Reputation: 110203
This question is related to:
I was wondering if in practice anyone has written or come across the usage of a RIGHT JOIN
that is useful? If so, what was the scenario? I have not really myself (outside of seeing examples of "look at this RIGHT join"), so was wondering if this is actually used in practice, and if so, what was the context?
Upvotes: 2
Views: 61
Reputation: 76
actually there's nothing specific different practice between LEFT JOIN
and RIGHT JOIN
but clause sentence arrangement. back in definition of SQL it is just statement arrangement for order command to your DBMS.
if you use RIGHT JOIN
clause, the data will served more inclined to table on the Right (which is mentioned after that JOIN clause), using LEFT JOIN
makes the opposites from RIGHT JOIN
Upvotes: 0
Reputation: 1269873
Consider a situation where I need a lateral join to get the join
key for a column (say because the values are stored in an array).
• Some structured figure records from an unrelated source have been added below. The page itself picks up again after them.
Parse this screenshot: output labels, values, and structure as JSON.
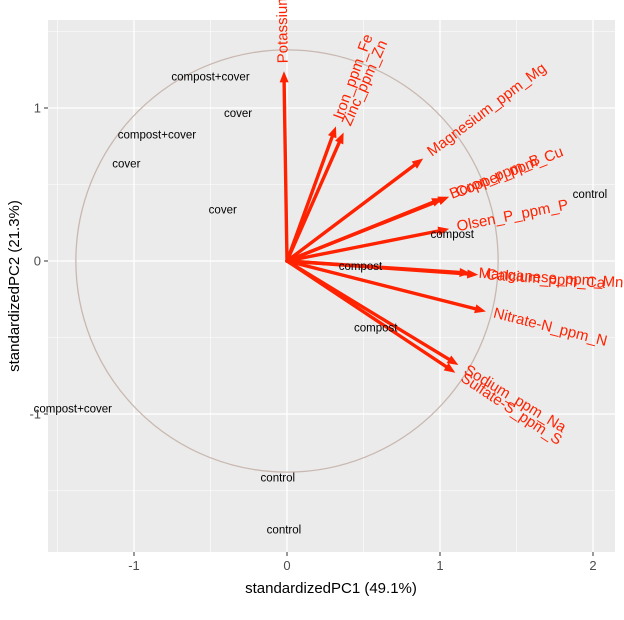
{
  "chart_data": {
    "type": "scatter",
    "subtype": "pca-biplot",
    "title": "",
    "xlabel": "standardizedPC1 (49.1%)",
    "ylabel": "standardizedPC2 (21.3%)",
    "xlim": [
      -1.55,
      2.1
    ],
    "ylim": [
      -1.88,
      1.55
    ],
    "x_ticks": [
      -1,
      0,
      1,
      2
    ],
    "x_tick_labels": [
      "-1",
      "0",
      "1",
      "2"
    ],
    "y_ticks": [
      -1,
      0,
      1
    ],
    "y_tick_labels": [
      "-1",
      "0",
      "1"
    ],
    "grid": true,
    "background": "#ebebeb",
    "correlation_circle": {
      "radius": 1.38,
      "color": "#c8b8b0"
    },
    "arrow_color": "#ff2200",
    "observations": [
      {
        "label": "compost+cover",
        "x": -0.5,
        "y": 1.2
      },
      {
        "label": "cover",
        "x": -0.32,
        "y": 0.96
      },
      {
        "label": "compost+cover",
        "x": -0.85,
        "y": 0.82
      },
      {
        "label": "cover",
        "x": -1.05,
        "y": 0.63
      },
      {
        "label": "cover",
        "x": -0.42,
        "y": 0.33
      },
      {
        "label": "control",
        "x": 1.98,
        "y": 0.43
      },
      {
        "label": "compost",
        "x": 1.08,
        "y": 0.17
      },
      {
        "label": "compost",
        "x": 0.48,
        "y": -0.04
      },
      {
        "label": "compost",
        "x": 0.58,
        "y": -0.44
      },
      {
        "label": "compost+cover",
        "x": -1.4,
        "y": -0.97
      },
      {
        "label": "control",
        "x": -0.06,
        "y": -1.42
      },
      {
        "label": "control",
        "x": -0.02,
        "y": -1.76
      }
    ],
    "variables": [
      {
        "label": "Potassium_ppm_K",
        "x": -0.02,
        "y": 1.24
      },
      {
        "label": "Iron_ppm_Fe",
        "x": 0.32,
        "y": 0.88
      },
      {
        "label": "Zinc_ppm_Zn",
        "x": 0.37,
        "y": 0.84
      },
      {
        "label": "Magnesium_ppm_Mg",
        "x": 0.89,
        "y": 0.67
      },
      {
        "label": "Copper_ppm_Cu",
        "x": 1.06,
        "y": 0.42
      },
      {
        "label": "Boron_ppm_B",
        "x": 1.02,
        "y": 0.41
      },
      {
        "label": "Olsen_P_ppm_P",
        "x": 1.06,
        "y": 0.21
      },
      {
        "label": "Manganese_ppm_Mn",
        "x": 1.2,
        "y": -0.08
      },
      {
        "label": "Calcium_ppm_Ca",
        "x": 1.25,
        "y": -0.09
      },
      {
        "label": "Nitrate-N_ppm_N",
        "x": 1.3,
        "y": -0.33
      },
      {
        "label": "Sodium_ppm_Na",
        "x": 1.12,
        "y": -0.68
      },
      {
        "label": "Sulfate-S_ppm_S",
        "x": 1.1,
        "y": -0.73
      }
    ]
  }
}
Then I want to outer join to a fixed list of codes, say to count them. I could write this as:
select c.code, count(u.code)
from codes c left join
(t cross join lateral
unnest(codes) u(code)
)
on c.code = u.code;
Or by using a right join
:
select c.code, count(u.code)
from t cross join lateral
unnest(codes) u(code) right join
codes c
on c.code = u.code;
I still prefer the left join
version, but some might reasonably prefer avoiding parentheses in the from
clause.
If you have only two tables in the from
clause, left join
and right join
are interchangeable; this is not always true when there are more than two tables. I'm not sure if reading direction for the alphabet would affect which outer join someone prefers. I would hypothesize that the underlying grammar of the user's native language might have an effect, perhaps languages where the object precedes the subject; such languages are rather rare, though, and not among the more commonly spoken languages.